The biochemical and pharmacological properties of gingerol, a natural ginger component, include antioxidant, anti-inflammatory, and anti-tumorigenic activities (6,7). Gingerol treatment results in mitochondrial damage and inhibits cell survival pathways in colorectal cancer cells (8). Gingerol has an anti-tumorigenic effect by inducing apoptosis in tumor cells (911). However, the exact apoptosis-inducing molecular mechanism of gingerol remains unknown.

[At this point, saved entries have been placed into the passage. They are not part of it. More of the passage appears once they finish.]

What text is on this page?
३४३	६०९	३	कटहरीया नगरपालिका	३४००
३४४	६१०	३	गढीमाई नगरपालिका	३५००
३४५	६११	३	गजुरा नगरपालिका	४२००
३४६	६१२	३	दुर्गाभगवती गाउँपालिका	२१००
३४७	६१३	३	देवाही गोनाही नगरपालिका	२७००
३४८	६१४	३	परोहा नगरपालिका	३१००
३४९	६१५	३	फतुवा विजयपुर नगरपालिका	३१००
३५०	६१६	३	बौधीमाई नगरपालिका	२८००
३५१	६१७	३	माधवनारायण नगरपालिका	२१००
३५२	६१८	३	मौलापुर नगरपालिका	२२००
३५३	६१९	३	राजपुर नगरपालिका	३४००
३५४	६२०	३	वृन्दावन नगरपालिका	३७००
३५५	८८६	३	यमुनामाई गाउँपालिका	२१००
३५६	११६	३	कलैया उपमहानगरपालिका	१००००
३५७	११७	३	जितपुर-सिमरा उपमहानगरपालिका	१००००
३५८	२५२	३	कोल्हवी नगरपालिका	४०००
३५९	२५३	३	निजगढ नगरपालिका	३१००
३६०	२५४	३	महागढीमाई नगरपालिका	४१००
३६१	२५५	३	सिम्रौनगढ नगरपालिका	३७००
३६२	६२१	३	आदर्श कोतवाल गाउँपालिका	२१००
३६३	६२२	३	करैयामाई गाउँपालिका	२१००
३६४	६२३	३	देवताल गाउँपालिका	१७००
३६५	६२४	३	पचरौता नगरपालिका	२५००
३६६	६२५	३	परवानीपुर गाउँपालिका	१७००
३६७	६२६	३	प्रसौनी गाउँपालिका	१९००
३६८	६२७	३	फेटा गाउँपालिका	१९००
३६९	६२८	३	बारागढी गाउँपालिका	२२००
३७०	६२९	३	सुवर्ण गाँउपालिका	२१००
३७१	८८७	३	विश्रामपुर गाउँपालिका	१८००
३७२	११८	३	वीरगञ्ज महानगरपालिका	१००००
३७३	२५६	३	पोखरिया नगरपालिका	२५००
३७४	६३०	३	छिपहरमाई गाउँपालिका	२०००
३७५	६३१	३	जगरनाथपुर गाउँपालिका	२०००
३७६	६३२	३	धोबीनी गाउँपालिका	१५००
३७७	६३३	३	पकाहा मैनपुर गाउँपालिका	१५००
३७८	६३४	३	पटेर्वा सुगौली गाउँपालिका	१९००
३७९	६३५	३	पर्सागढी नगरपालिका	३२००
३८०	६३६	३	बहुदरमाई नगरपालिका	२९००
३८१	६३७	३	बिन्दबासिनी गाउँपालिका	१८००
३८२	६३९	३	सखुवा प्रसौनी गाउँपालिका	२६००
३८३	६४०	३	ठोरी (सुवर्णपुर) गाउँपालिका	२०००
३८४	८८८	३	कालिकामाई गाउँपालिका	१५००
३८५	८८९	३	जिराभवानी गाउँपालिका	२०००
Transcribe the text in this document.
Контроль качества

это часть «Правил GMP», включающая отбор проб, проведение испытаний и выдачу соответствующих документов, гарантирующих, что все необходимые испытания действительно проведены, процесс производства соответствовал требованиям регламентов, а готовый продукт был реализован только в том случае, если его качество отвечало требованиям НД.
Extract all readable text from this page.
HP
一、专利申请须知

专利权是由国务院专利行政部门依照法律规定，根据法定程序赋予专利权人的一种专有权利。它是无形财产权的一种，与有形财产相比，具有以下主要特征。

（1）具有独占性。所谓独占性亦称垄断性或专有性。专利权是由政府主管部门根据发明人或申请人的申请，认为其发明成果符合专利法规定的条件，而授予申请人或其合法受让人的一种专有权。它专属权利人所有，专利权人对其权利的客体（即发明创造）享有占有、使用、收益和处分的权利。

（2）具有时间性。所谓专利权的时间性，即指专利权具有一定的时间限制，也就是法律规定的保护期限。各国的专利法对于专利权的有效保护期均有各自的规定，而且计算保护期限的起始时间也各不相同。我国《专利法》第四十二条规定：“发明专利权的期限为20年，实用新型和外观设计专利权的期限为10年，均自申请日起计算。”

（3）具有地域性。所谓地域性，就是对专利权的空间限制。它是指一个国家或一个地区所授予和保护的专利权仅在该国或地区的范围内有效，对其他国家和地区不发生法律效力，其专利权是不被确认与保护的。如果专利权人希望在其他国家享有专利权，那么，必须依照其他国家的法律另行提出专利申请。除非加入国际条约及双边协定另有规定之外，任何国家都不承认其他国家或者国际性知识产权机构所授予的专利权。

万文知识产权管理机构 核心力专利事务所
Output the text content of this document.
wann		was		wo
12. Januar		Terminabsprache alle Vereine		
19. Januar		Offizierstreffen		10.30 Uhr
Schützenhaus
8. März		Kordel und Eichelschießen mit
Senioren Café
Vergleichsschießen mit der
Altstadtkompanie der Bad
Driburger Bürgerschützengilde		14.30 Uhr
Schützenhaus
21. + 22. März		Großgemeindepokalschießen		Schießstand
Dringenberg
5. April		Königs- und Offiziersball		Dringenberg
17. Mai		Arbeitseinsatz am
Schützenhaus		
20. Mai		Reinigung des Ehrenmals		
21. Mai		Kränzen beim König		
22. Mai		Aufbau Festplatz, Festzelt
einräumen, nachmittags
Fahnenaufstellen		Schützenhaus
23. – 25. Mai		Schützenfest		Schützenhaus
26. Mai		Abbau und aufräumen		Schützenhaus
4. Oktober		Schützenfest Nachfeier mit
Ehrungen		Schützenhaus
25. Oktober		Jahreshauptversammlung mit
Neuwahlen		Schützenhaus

Autophagy is a self-degradation mechanism responsible for cell death and survival (12). Autophagy flux is the complete autophagy process, starting with formation of autophagosomes around the cargo, fusion of the autophagosome with lysosomes, and degradation and recycling of the cargo (13,14). Microtubule-associated protein 1 light chain 3 β (also called ATG8), which is a ubiquitin-like protein, is necessary for autophagosome formation and is widely used as an autophagy marker (15,16). p62/SQSTM1, also known as a ubiquitin-binding protein, integrates into the autophagosome by directly attaching to LC3-II and is degraded by autophagy (17). Inhibiting autophagy increases p62 levels (18). Many anticancer drugs upregulate autophagy, leading to uncontrolled tumors (1921). Recent studies have shown that pharmacologically or genetically inhibiting autophagy increases the effects of radiotherapy and chemotherapy (2224), suggesting that inhibiting autophagy is a favorable cancer treatment strategy. Anti-malarial and anti-rheumatoid arthritis drugs (chloroquine) act as autophagy inhibitors during cancer therapy (25,26). Chloroquine prevents lysosome acidification and fuses with autophagosomes as a result of degradation of the metabolic stress products, thereby inducing apoptosis (2730).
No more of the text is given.